TEMA DELICATO anche se nessuno spinge l’acceleratore. Il Prc, i cui dirigenti sono in prima fila, è per andare avanti (il segretario Acerbo: «Proviamo a costruire una pratica di massa»). A ranghi sparsi invece Sinistra italiana: si è aperta la sua fase congressuale, qui militanti e dirigenti sono presenti «a titolo personale». Nicola Fratoianni, segretario dimissionario chiede un ripensamento generale: «La sconfitta non è un incidente di percorso. C’è una domanda di sinistra, ma c’è l’offerta? Ci chiedono cosa state facendo per sconfiggere la destra. La risposta non ’avanti compagni’, è cercare alleanze».

REPLICA ELEONORA FORENZA, europarlamentare uscente: «Non dobbiamo essere la variabile dipendente di un sistema di alleanze». Il Pd, insomma, è l’eterno convitato di pietra, L’assemblea nella sua maggioranza si schiera per il no a un’alleanza anche solo eventuale. Il trozkista Franco Turigliatto, con un intervento impeccabile – ve lo ricordate?, lo spauracchio del governo Prodi – che ha schierato la sua Sinistra critica fuori ma a favore della lista, parlando di nazionalisti e Pddice «le due destre». La vecchia Rifondazione ritrova le sue anime più radicali. Ma i voti sono sempre meno.

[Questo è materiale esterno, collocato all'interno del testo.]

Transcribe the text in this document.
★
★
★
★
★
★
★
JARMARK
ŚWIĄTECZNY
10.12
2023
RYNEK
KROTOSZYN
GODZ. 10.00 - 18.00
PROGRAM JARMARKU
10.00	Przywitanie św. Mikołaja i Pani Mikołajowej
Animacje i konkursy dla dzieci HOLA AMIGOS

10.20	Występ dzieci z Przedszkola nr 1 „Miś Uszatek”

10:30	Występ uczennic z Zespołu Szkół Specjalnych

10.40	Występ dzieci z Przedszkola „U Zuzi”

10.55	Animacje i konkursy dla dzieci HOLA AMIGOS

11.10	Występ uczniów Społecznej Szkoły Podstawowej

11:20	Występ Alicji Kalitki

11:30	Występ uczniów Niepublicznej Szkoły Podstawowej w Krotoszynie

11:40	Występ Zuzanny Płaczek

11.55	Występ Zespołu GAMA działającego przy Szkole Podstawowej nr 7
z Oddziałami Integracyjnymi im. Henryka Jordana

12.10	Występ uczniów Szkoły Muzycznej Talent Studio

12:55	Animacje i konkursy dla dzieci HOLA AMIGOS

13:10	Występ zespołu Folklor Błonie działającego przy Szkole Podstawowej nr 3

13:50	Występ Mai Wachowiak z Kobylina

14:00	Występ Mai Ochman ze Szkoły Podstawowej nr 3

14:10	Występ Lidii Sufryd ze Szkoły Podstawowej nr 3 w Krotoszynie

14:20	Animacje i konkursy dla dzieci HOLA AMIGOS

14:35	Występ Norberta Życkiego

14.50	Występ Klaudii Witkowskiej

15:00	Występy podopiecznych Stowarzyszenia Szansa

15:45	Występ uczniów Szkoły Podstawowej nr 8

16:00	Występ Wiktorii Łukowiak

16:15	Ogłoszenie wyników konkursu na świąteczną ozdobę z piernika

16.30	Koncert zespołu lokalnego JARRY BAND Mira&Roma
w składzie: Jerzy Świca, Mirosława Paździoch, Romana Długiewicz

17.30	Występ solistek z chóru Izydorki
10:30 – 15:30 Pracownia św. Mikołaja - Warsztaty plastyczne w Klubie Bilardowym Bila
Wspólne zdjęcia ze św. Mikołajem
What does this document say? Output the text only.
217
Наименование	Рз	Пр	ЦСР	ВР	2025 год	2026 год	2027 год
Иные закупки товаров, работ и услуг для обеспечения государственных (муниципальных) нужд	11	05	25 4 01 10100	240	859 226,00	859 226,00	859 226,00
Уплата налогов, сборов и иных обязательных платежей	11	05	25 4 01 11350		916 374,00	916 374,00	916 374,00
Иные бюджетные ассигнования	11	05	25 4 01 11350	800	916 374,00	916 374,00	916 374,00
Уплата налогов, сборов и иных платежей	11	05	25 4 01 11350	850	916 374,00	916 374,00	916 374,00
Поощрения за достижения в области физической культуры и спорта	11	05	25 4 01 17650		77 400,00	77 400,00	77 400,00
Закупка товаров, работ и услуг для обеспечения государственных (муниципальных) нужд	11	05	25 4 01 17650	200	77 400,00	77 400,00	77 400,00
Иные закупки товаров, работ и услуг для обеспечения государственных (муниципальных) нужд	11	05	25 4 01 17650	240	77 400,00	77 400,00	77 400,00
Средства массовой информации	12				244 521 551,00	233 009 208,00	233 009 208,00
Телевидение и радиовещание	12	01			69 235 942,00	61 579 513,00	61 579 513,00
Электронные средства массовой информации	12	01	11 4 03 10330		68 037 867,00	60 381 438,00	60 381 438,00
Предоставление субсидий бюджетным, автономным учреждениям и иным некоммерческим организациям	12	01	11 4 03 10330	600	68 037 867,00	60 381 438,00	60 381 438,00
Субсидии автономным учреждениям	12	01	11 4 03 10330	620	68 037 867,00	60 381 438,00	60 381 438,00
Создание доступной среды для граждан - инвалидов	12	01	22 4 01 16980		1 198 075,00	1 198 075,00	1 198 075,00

PER ANDARE AVANTI arrivano alcune idee, nessuna nuova per l’orecchio allenato. Serve un laboratorio «di una sinistra in cogestione» con i partiti, per Eleonora Cirant (capolista nel Nord ovest) che si impegna a parlare con le donne. Bene, anche se Forenza replica: «Più che la critica alla forma partito maschile serve una proposta». Marilena Grassadonia, capolista al centro e attivista lgbt, chiede di andare «tra la gente». Alfonso Gianni e Vincenzo Vita propongono «una nostra Epinay», citando il congresso dell’unità dei socialisti francesi del 71. Purché non si arrivi al frontismo contro i nazionalisti: «Ai ballottaggi scegliamo il meno peggio, ma no agli appelli al voto antifascista, con Minniti non c’è nessun fronte è possibile», per Massimo Torelli. «Se si nega il fronte però non si può negare il pericolo delle destre» (Stefano Ciccone). A proposito di ballottaggi, le amministrative interessano: Silvia Prodi invita a presentarsi alle prossime regionali in Emilia, ma andranno al voto anche Calabria e Umbria. Con lo stesso simbolo, tutti convinti, «non si cambia più».